Book Review – Tea with the Black Dragon

222373754.5 stars. R. A. MacAvoy’s Tea with the Black Dragon is a book that I read likely not long after its 1983 publication. Thus, I remembered little of the story or characters, yet retained a favorable impression of it. When it was a cheap Kindle buy a while back, I got it on a whim.

Martha Macnamara travels cross-country to San Francisco at the behest of her daughter Liz, who indicates some sort of trouble. At her hotel, she meets mysterious gentleman Mayland Long, feeling the appeal of his magnetic personality. Liz appears to have vanished without a trace, and Martha enlists Mayland’s help to find her. The plot thickens as Martha herself disappears, leaving Mayland to navigate a web of computer crime and nefarious thieves in a tale that is part philosophy, part fantasy, part romance, and part techno-thriller.
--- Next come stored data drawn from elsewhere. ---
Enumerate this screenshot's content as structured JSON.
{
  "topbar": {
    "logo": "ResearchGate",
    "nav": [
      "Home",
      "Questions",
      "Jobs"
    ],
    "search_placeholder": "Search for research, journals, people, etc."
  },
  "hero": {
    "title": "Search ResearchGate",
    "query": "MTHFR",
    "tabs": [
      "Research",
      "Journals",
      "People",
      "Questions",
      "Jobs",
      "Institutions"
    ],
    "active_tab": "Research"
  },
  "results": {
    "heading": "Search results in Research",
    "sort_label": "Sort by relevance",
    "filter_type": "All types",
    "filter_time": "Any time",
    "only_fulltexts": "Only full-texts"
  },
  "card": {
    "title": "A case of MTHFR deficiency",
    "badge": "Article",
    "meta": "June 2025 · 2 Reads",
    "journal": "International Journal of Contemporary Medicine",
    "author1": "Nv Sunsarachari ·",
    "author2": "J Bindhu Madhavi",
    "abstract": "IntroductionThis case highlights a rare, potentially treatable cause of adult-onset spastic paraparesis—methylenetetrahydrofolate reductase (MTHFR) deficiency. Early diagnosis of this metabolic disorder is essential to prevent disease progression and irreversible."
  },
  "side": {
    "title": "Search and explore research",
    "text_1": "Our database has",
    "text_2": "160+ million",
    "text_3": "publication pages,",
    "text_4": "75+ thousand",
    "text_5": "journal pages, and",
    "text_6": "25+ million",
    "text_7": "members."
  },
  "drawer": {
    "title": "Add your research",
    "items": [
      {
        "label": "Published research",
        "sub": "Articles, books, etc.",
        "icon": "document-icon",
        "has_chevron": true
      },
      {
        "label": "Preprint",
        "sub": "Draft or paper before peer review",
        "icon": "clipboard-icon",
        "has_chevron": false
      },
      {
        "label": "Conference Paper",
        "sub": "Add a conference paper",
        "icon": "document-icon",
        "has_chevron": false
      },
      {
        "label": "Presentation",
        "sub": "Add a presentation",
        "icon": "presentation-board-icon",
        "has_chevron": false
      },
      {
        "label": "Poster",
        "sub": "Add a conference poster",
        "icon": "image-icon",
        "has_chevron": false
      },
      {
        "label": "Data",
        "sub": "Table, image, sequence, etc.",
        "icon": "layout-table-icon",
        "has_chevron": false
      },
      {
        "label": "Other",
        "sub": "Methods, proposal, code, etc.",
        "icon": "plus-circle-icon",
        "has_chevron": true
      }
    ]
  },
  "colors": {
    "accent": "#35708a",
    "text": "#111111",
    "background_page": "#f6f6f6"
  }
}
Tea with the Black Dragon is a short, easy read that contains considerable depth and nuance. The prose is restrained, with an elegant sparseness; MacAvoy’s words and phrases carry purpose and intent (and occasional sly, subtle wit. The compelling strength of this tale is its strong characterization–their personalities leap off the page with vibrancy–and the thought-provoking dialog that builds their relationships.

It’s always a pleasure find that a pleasantly-remembered book has stood the test of time, and R. A. MacAvoy’s Tea with the Black Dragon most certainly has.